Nazi-Parolen und Prügel in Leoben: Taxifahrer nach Burschenschafter-Fest brutal attackiert

Nazi-Parolen und Prügel in Leoben: Taxifahrer nach Burschenschafter-Fest brutal attackiert

Ein Taxifahrer in Leoben soll in der Nacht auf Samstag zunächst „Sieg Heil“-Rufe seiner Fahrgäste gehört und diese daraufhin aus dem Wagen geworfen haben. Was danach folgte, endete im Spital.

Nazi-Rufe im Taxi – Polizei gerufen

Wie heute.at unter Berufung auf den Standard berichtet, wurde ein 57-jähriger Taxilenker gegen zwei Uhr früh zu einem Firmengelände im Leobener Stadtteil Donawitz gerufen. Dort sollen hunderte Gäste einer Burschenschafter-Veranstaltung gefeiert haben. Kurz nach dem Einsteigen hätten zwei Fahrgäste Nazi-Parolen gerufen, schildert der Fahrer. Er forderte die Männer daraufhin auf, sein Fahrzeug zu verlassen, und verständigte die Polizei.

Angriff auf dem Veranstaltungsgelände

Die Fahrgäste kehrten laut heute.at auf das Gelände zurück – der Taxifahrer folgte ihnen nach. Dabei wurde er nach seinen eigenen Schilderungen von mehreren Männern attackiert: Er sei zu Boden geschlagen und anschließend gegen Kopf und Oberkörper getreten worden. Dabei erlitt er Schürfwunden, Prellungen und Hämatome. Während des Angriffs soll er zudem mehrfach beschimpft worden sein.

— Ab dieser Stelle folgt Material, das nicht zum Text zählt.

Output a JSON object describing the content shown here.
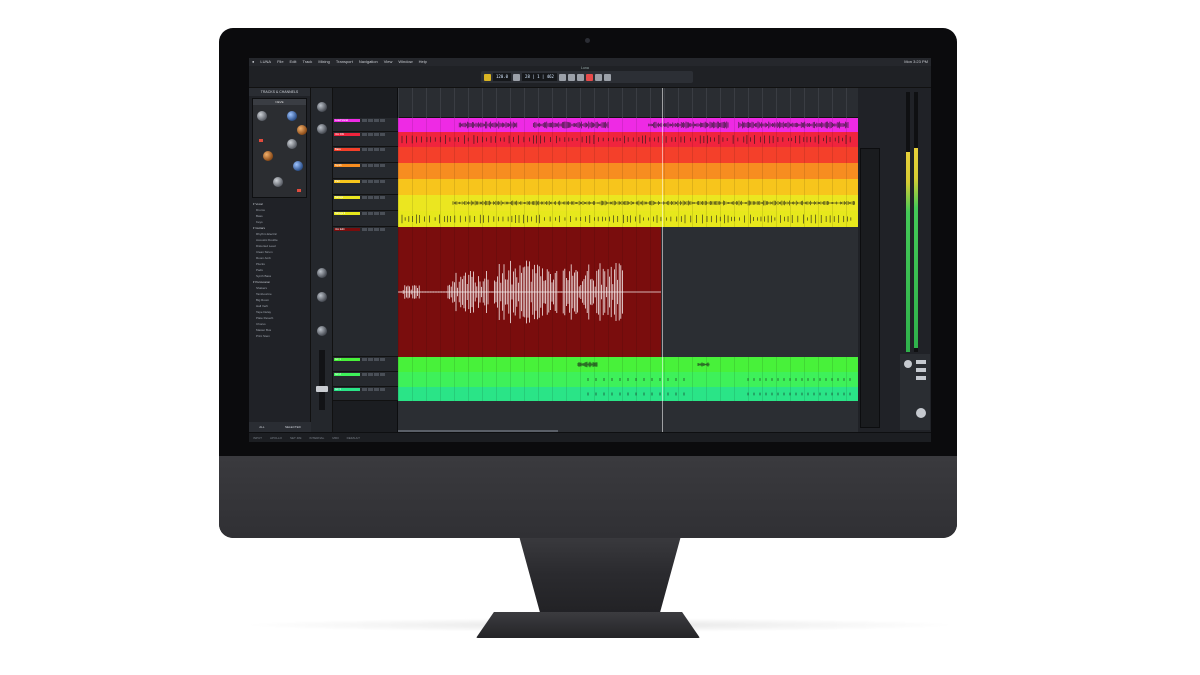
{
  "menubar": {
    "app": "LUNA",
    "items": [
      "File",
      "Edit",
      "Track",
      "Mixing",
      "Transport",
      "Navigation",
      "View",
      "Window",
      "Help"
    ],
    "clock": "Mon 3:23 PM"
  },
  "transport": {
    "doc_title": "Luna",
    "tempo": "120.0",
    "timecode": "28 | 1 | 462"
  },
  "browser": {
    "title": "TRACKS & CHANNELS",
    "plugin_name": "NEVE",
    "list": [
      {
        "label": "Vocal",
        "cat": true
      },
      {
        "label": "Drums",
        "cat": false
      },
      {
        "label": "Bass",
        "cat": false
      },
      {
        "label": "Keys",
        "cat": false
      },
      {
        "label": "Guitars",
        "cat": true
      },
      {
        "label": "Rhythm Electric",
        "cat": false
      },
      {
        "label": "Acoustic Double",
        "cat": false
      },
      {
        "label": "Distorted Lead",
        "cat": false
      },
      {
        "label": "Clean Strum",
        "cat": false
      },
      {
        "label": "Room Amb",
        "cat": false
      },
      {
        "label": "Plucks",
        "cat": false
      },
      {
        "label": "Pads",
        "cat": false
      },
      {
        "label": "Synth Bass",
        "cat": false
      },
      {
        "label": "Percussion",
        "cat": true
      },
      {
        "label": "Shakers",
        "cat": false
      },
      {
        "label": "Tambourine",
        "cat": false
      },
      {
        "label": "Big Room",
        "cat": false
      },
      {
        "label": "Hall Verb",
        "cat": false
      },
      {
        "label": "Tape Delay",
        "cat": false
      },
      {
        "label": "Plate Reverb",
        "cat": false
      },
      {
        "label": "Chorus",
        "cat": false
      },
      {
        "label": "Master Bus",
        "cat": false
      },
      {
        "label": "Print Stem",
        "cat": false
      }
    ],
    "footer": [
      "ALL",
      "SELECTED"
    ]
  },
  "tracks": [
    {
      "name": "Lead Vocal",
      "color": "#ee2ae4",
      "height": 14,
      "wave": "vox"
    },
    {
      "name": "Vox Dbl",
      "color": "#f0243d",
      "height": 15,
      "wave": "perc"
    },
    {
      "name": "Bass",
      "color": "#f4402a",
      "height": 16,
      "wave": "none"
    },
    {
      "name": "Synth",
      "color": "#f78d20",
      "height": 16,
      "wave": "none"
    },
    {
      "name": "Pad",
      "color": "#f7c51c",
      "height": 16,
      "wave": "none"
    },
    {
      "name": "Strings",
      "color": "#ebe620",
      "height": 16,
      "wave": "ambient"
    },
    {
      "name": "Strings 2",
      "color": "#e7e81c",
      "height": 16,
      "wave": "perc"
    },
    {
      "name": "Vox Edit",
      "color": "#7a0d0d",
      "height": 130,
      "wave": "big"
    },
    {
      "name": "Gtr 1",
      "color": "#48f13a",
      "height": 15,
      "wave": "sparse"
    },
    {
      "name": "Gtr 2",
      "color": "#3ef15a",
      "height": 15,
      "wave": "ticks"
    },
    {
      "name": "Gtr 3",
      "color": "#2ae487",
      "height": 14,
      "wave": "ticks"
    }
  ],
  "status": [
    "INPUT",
    "APOLLO",
    "SET 48k",
    "INTERNAL",
    "MIDI",
    "DEFAULT"
  ],
  "colors": {
    "screen_bg": "#1a1c20",
    "empty_track": "#2b2e33"
  }
}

Polizei bestätigt Ermittlungen

Die Polizei Leoben bestätigte dem Standard den Vorfall. Laut Polizei laufen Ermittlungen wegen des Verdachts der Körperverletzung sowie nationalsozialistischer Wiederbetätigung gegen mehrere bislang unbekannte Täter, wie heute.at berichtet. Die Einvernahmen von Zeugen und Beteiligten seien noch nicht abgeschlossen. Das Opfer erlitt Verletzungen unbestimmten Grades. Ob die mutmaßlichen Täter unter den Veranstaltungsteilnehmern waren, ist Gegenstand der laufenden Ermittlungen. Es gilt die Unschuldsvermutung.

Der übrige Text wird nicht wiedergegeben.